Las fotos de Clara Murillo nacen de la convivencia, de la observación y de compartir el silencio. Su trabajo surge de permanecer: aprender a leer un gesto en un idioma que no domina, dormir en yurtas, en carpas, en campamentos sin baño, viajar en furgones soviéticos sin amortiguación. Ha recorrido África en más de 20 oportunidades, enfrentó el frío extremo en Mongolia y buscó orangutanes en Sumatra. Esos desplazamientos no son turismo, son un método.

Esa insistencia en la cercanía la inscribe en una tradición documental latinoamericana que piensa la imagen como conversación, no como captura. En Chile, la trayectoria de fotógrafas como Paz Errázuriz, que retrató la marginalidad y la intimidad en democracia, ofrece un referente: la cámara como herramienta de escucha y de responsabilidad. A escala regional, el brasileño Sebastião Salgado ha mostrado que los viajes prolongados pueden construir narrativas sobre trabajo, desplazamiento y paisaje, pero también que hay un debate ético permanente sobre quién cuenta y cómo se cuentan esas vidas.

Lo que distingue a Murillo, según el propio material que acompaña su obra, es la prioridad por la convivencia sobre la escena. No busca el instante espectacular, sino la acumulación de gestos que revelan relaciones. En ese sentido, su práctica cuestiona el modelo de la fotografía como producto inmediato, tan común hoy en redes sociales: no es imagen de alto brillo producida para el like, sino testimonio que se alimenta de tiempo.

Esa tensión entre la lentitud de su trabajo y la inmediatez de las plataformas digitales plantea preguntas concretas sobre el ecosistema de los influencers en Chile. No tenemos datos públicos sobre su alcance en redes, pero es útil pensar la diferencia entre dos roles: el de quienes optimizan contenido para audiencias y tráfico, y el de quienes, como Murillo, construyen archivo y presencia a partir de la convivencia. Ambas cosas conviven, y ambas cambian las expectativas del público sobre lo que significa «ser visible».

Desde el punto de vista cultural, las fotografías de Murillo interpelan debates actuales en Chile y Latinoamérica: migración, memoria, desigualdad y el derecho a ser retratado con dignidad. Si el público chileno reconoce en su propio territorio protagonismos olvidados, su obra ofrece un espejo: nos obliga a preguntarnos cómo miramos al otro, ya sea el migrante en una ciudad portuaria chilena, o las comunidades en lugares remotos del mundo.

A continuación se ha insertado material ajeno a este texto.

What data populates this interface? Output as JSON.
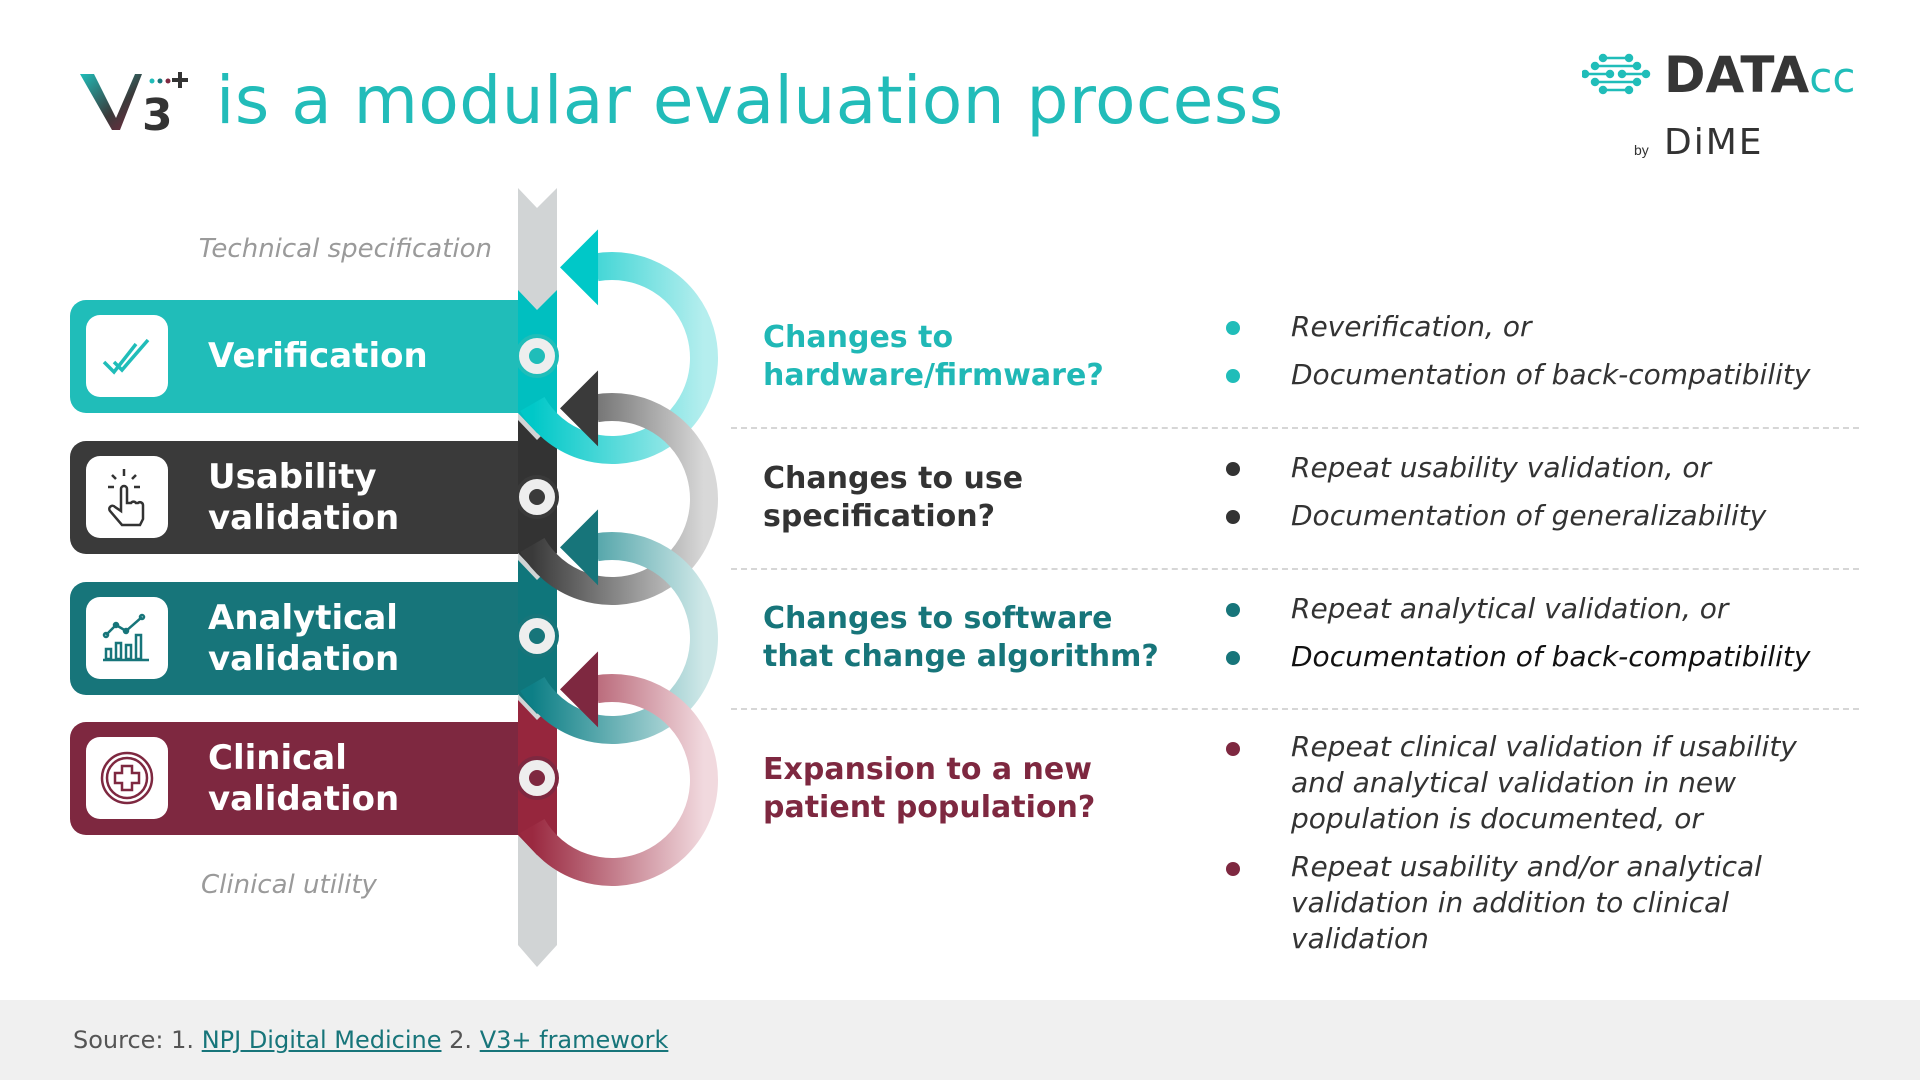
{
  "header": {
    "logo_v3": "V3+",
    "title": "is a modular evaluation process",
    "brand_logo": "DATAcc",
    "brand_by": "by",
    "brand_dime": "DiME"
  },
  "axis": {
    "top_label": "Technical specification",
    "bottom_label": "Clinical utility"
  },
  "colors": {
    "verification": "#20bdb9",
    "usability": "#3a3a3a",
    "analytical": "#17757a",
    "clinical": "#7e2840",
    "track": "#d1d4d5"
  },
  "steps": [
    {
      "label": "Verification",
      "icon": "double-check-icon"
    },
    {
      "label": "Usability validation",
      "icon": "hand-tap-icon"
    },
    {
      "label": "Analytical validation",
      "icon": "bar-chart-icon"
    },
    {
      "label": "Clinical validation",
      "icon": "medical-cross-icon"
    }
  ],
  "changes": [
    {
      "question": "Changes to hardware/firmware?",
      "bullets": [
        "Reverification, or",
        "Documentation of back-compatibility"
      ]
    },
    {
      "question": "Changes to use specification?",
      "bullets": [
        "Repeat usability validation, or",
        "Documentation of generalizability"
      ]
    },
    {
      "question": "Changes to software that change algorithm?",
      "bullets": [
        "Repeat analytical validation, or",
        "Documentation of back-compatibility"
      ]
    },
    {
      "question": "Expansion to a new patient population?",
      "bullets": [
        "Repeat clinical validation if usability and analytical validation in new population is documented, or",
        "Repeat usability and/or analytical validation in addition to clinical validation"
      ]
    }
  ],
  "footer": {
    "prefix": "Source: 1.",
    "link1": "NPJ Digital Medicine",
    "sep": "2.",
    "link2": "V3+ framework"
  }
}
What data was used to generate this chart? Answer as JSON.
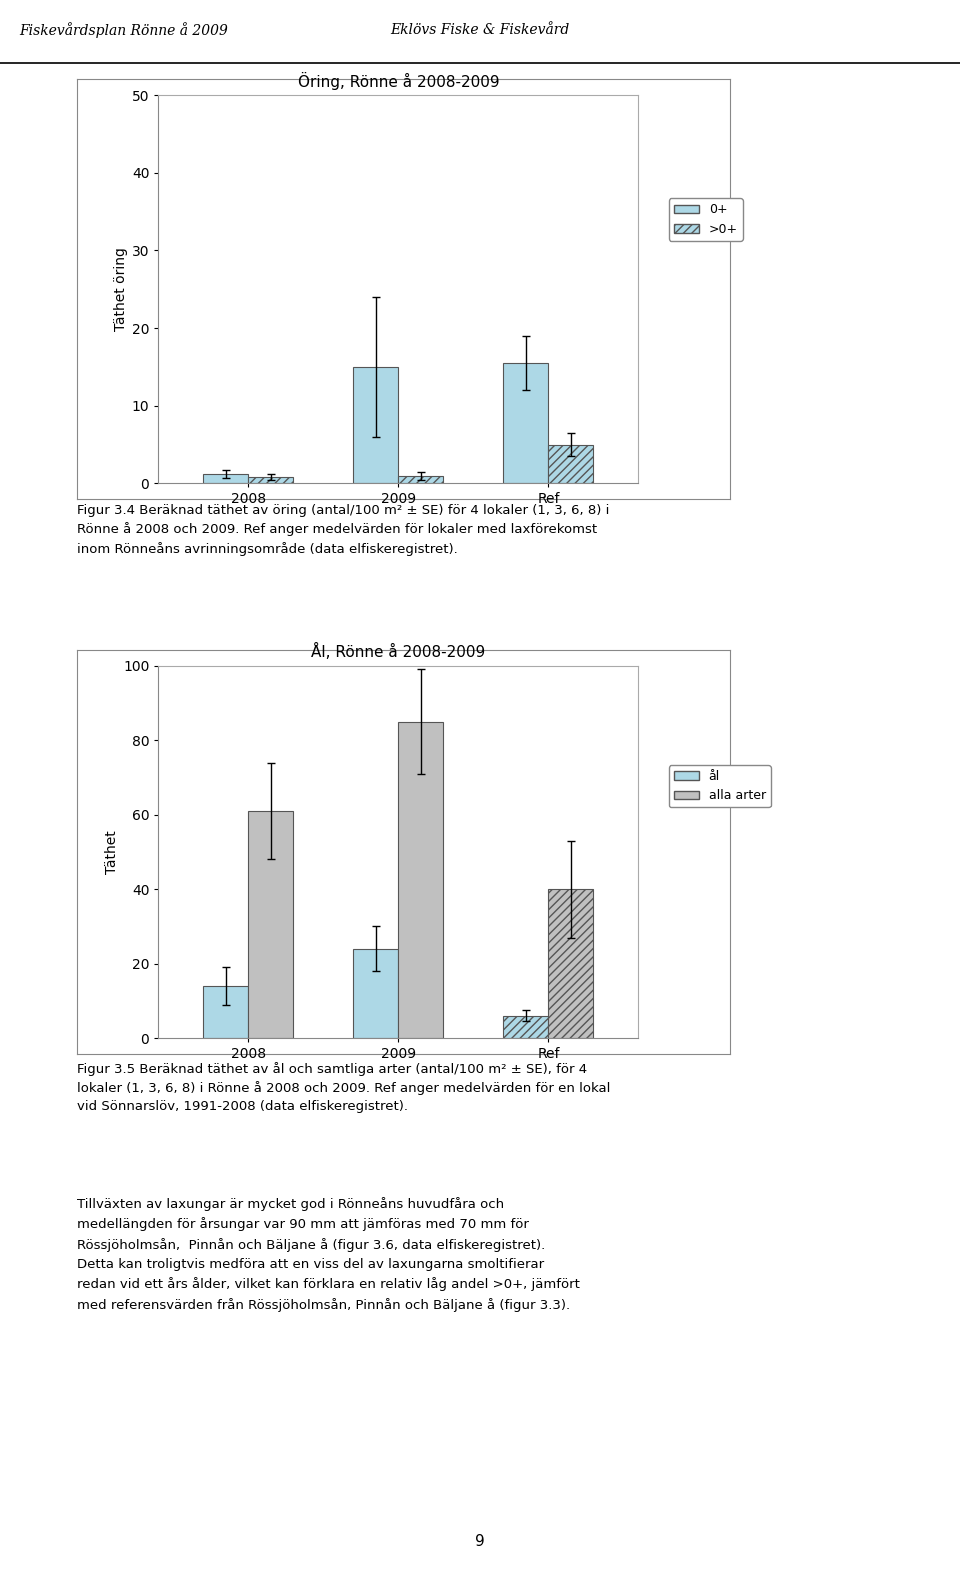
{
  "page_title_left": "Fiskevårdsplan Rönne å 2009",
  "page_title_right": "Eklövs Fiske & Fiskevård",
  "page_number": "9",
  "chart1": {
    "title": "Öring, Rönne å 2008-2009",
    "ylabel": "Täthet öring",
    "xlabels": [
      "2008",
      "2009",
      "Ref"
    ],
    "ylim": [
      0,
      50
    ],
    "yticks": [
      0,
      10,
      20,
      30,
      40,
      50
    ],
    "series": {
      "0+": {
        "values": [
          1.2,
          15.0,
          15.5
        ],
        "errors": [
          0.5,
          9.0,
          3.5
        ],
        "color": "#add8e6",
        "hatch": ""
      },
      ">0+": {
        "values": [
          0.8,
          1.0,
          5.0
        ],
        "errors": [
          0.4,
          0.5,
          1.5
        ],
        "color": "#add8e6",
        "hatch": "////"
      }
    },
    "bar_width": 0.3,
    "group_positions": [
      1,
      2,
      3
    ]
  },
  "text1": "Figur 3.4 Beräknad täthet av öring (antal/100 m² ± SE) för 4 lokaler (1, 3, 6, 8) i\nRönne å 2008 och 2009. Ref anger medelvärden för lokaler med laxförekomst\ninom Rönneåns avrinningsområde (data elfiskeregistret).",
  "chart2": {
    "title": "Ål, Rönne å 2008-2009",
    "ylabel": "Täthet",
    "xlabels": [
      "2008",
      "2009",
      "Ref"
    ],
    "ylim": [
      0,
      100
    ],
    "yticks": [
      0,
      20,
      40,
      60,
      80,
      100
    ],
    "series": {
      "ål": {
        "values": [
          14.0,
          24.0,
          6.0
        ],
        "errors": [
          5.0,
          6.0,
          1.5
        ],
        "color_2008": "#add8e6",
        "color_2009": "#add8e6",
        "color_ref": "#add8e6",
        "hatch_2008": "",
        "hatch_2009": "",
        "hatch_ref": "////"
      },
      "alla arter": {
        "values": [
          61.0,
          85.0,
          40.0
        ],
        "errors": [
          13.0,
          14.0,
          13.0
        ],
        "color_2008": "#c0c0c0",
        "color_2009": "#c0c0c0",
        "color_ref": "#c0c0c0",
        "hatch_2008": "",
        "hatch_2009": "",
        "hatch_ref": "////"
      }
    },
    "bar_width": 0.3,
    "group_positions": [
      1,
      2,
      3
    ]
  },
  "text2": "Figur 3.5 Beräknad täthet av ål och samtliga arter (antal/100 m² ± SE), för 4\nlokaler (1, 3, 6, 8) i Rönne å 2008 och 2009. Ref anger medelvärden för en lokal\nvid Sönnarslöv, 1991-2008 (data elfiskeregistret).",
  "text3": "Tillväxten av laxungar är mycket god i Rönneåns huvudfåra och\nmedellängden för årsungar var 90 mm att jämföras med 70 mm för\nRössjöholmsån,  Pinnån och Bäljane å (figur 3.6, data elfiskeregistret).\nDetta kan troligtvis medföra att en viss del av laxungarna smoltifierar\nredan vid ett års ålder, vilket kan förklara en relativ låg andel >0+, jämfört\nmed referensvärden från Rössjöholmsån, Pinnån och Bäljane å (figur 3.3).",
  "bg_color": "#ffffff",
  "text_color": "#000000",
  "font_size_title": 11,
  "font_size_axis": 10,
  "font_size_tick": 10,
  "font_size_legend": 9,
  "font_size_caption": 9.5,
  "font_size_header": 10
}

No pretendo presentar un dossier biográfico exhaustivo. Lo que queda claro en el material disponible es una ética de trabajo: persistir en el lugar, aceptar la incomodidad, convertir la mirada en conversación. Esa práctica tiene valor estético, pero también político, porque interroga los modos de representación dominantes y propone, como lo hicieron fotógrafos chilenos y latinoamericanos antes que ella, una imagen que nace de la compañía y del tiempo compartido.